I asked the desk clerk about internet service in rural areas. He said, “Strigo Mobile is probably the best one.”

I checked online and liked their information, so I ordered a SIM card and mobile device which should arrive here in two days. I purchased their yearly prepaid plan too. Then went back to Walmart and splurged on a better android phone. Now I must curb my spending before I need to find a job.

October 8th

Dear Diary,

I haven’t shaved in over three weeks. I think my beard makes me look older. After binding my breasts, I loaded my belongings into my backpack then departed. Before leaving Neepawa, I invested in a black cattleman’s hat, bedroll, and tent.

I followed Route 5 north then west. Nature’s beauty abounded during days of Indian summer. Red and gold leaves shook and fell with the breeze. Chittering squirrels gathering acorns were everywhere I looked. After several days of walking while using Duolingo, I reached Saskatoon.

Tomorrow, I’ll follow 16 northwest. If I can reach Edmonton before the snows, maybe I’ll be able to land a job.

November 1st

Dear Diary,

No luck working at any of the ski resorts. Not even as a waiter. One manager took pity on me and suggested I apply at the large mall. I did and accepted a position as the department store Santa.

Christmas Day – Age 17

Dear Diary,

I’ve been too busy to write anything here.
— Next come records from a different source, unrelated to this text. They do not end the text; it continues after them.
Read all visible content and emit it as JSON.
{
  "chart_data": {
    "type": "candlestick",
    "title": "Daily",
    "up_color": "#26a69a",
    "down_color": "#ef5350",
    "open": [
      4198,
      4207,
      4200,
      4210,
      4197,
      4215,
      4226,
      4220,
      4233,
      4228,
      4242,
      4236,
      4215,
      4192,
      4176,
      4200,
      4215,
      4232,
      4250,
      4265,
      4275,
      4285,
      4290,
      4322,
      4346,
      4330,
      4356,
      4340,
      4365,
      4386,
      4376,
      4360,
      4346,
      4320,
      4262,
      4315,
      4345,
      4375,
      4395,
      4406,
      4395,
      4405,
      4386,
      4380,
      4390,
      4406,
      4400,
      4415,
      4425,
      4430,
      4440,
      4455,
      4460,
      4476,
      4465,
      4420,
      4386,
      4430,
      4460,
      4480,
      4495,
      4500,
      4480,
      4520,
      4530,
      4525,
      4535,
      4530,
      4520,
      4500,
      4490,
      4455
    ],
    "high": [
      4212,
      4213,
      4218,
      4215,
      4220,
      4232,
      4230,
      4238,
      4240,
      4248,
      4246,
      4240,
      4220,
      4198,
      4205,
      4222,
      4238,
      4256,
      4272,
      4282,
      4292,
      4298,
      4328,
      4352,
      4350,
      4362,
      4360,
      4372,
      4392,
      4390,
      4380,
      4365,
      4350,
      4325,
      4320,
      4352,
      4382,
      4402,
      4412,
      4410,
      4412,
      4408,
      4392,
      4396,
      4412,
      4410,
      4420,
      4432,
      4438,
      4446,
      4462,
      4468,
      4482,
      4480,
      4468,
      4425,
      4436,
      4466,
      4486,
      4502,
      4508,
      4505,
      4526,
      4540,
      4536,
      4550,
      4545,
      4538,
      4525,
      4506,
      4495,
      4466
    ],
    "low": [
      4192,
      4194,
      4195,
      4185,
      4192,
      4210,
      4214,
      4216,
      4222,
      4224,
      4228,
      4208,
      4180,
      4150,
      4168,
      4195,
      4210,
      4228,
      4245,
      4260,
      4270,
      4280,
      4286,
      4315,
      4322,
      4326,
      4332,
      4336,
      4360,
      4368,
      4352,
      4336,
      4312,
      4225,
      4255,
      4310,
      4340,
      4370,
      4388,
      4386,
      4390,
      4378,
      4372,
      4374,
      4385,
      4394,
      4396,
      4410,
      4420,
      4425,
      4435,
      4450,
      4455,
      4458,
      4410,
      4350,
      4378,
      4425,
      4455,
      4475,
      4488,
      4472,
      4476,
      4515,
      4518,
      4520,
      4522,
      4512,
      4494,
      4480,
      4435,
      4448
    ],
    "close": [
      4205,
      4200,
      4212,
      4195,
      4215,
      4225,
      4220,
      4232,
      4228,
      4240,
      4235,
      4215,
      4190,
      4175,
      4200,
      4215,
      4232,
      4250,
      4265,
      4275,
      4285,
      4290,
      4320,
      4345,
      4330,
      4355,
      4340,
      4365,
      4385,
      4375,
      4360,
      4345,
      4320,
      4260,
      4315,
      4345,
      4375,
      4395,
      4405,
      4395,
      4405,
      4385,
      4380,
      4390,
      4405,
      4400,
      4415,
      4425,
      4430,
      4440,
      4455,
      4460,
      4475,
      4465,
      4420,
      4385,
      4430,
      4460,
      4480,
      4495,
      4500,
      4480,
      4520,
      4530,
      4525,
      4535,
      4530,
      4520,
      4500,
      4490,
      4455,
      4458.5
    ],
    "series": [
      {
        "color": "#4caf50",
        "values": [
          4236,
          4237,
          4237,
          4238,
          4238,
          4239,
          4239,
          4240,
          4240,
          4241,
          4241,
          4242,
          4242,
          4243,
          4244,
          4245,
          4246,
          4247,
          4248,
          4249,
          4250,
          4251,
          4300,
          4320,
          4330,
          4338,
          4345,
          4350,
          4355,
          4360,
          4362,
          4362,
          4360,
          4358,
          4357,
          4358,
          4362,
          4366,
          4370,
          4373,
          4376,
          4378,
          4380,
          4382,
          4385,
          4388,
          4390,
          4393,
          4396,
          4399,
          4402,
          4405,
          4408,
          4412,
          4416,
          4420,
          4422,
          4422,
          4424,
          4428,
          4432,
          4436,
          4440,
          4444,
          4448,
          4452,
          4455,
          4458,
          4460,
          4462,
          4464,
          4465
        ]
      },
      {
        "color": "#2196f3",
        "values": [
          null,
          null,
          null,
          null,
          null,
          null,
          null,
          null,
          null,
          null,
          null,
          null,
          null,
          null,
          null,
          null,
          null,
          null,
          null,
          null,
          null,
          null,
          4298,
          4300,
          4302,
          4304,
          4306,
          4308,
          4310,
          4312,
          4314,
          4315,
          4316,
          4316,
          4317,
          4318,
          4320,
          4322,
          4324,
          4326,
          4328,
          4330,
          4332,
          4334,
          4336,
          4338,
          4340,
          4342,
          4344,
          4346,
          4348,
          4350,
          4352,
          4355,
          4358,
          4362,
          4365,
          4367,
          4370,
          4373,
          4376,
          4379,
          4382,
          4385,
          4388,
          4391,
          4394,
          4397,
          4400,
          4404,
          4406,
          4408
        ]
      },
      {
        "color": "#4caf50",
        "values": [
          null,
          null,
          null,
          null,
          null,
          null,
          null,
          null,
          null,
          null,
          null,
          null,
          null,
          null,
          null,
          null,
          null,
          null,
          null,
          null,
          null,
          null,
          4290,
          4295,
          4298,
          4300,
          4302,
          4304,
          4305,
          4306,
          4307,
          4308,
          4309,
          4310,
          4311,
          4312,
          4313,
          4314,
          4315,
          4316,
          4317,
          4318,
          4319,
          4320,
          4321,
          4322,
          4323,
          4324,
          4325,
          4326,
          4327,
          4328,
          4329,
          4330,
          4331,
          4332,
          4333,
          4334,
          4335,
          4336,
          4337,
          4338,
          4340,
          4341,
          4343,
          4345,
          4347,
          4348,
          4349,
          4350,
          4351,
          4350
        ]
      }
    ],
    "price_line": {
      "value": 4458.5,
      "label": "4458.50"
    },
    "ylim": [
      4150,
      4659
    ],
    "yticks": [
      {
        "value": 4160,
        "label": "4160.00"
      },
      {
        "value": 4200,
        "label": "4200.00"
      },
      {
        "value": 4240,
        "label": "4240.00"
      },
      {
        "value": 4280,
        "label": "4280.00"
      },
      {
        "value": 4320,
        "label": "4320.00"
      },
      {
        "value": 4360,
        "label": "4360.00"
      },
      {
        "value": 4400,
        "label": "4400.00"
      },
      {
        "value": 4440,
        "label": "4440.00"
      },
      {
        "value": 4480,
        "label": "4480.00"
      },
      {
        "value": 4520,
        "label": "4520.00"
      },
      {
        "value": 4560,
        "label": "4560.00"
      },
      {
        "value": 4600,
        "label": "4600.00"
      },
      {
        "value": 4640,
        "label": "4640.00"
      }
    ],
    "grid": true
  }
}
I truly enjoyed participating in the parade on November 18th. When was the last time I liked being among other people? I honestly can’t say.

I’m so glad I took time to learn French because I was able to understand each child’s wish when they sat on my lap. I like this city. People are friendly and accepting. Is this what happiness feels like? Never in my life did I dream that I’d enjoy being Chris Kringle! It’s been a wonderful experience. This place feels like a pair of warm, fuzzy socks. So comfortable!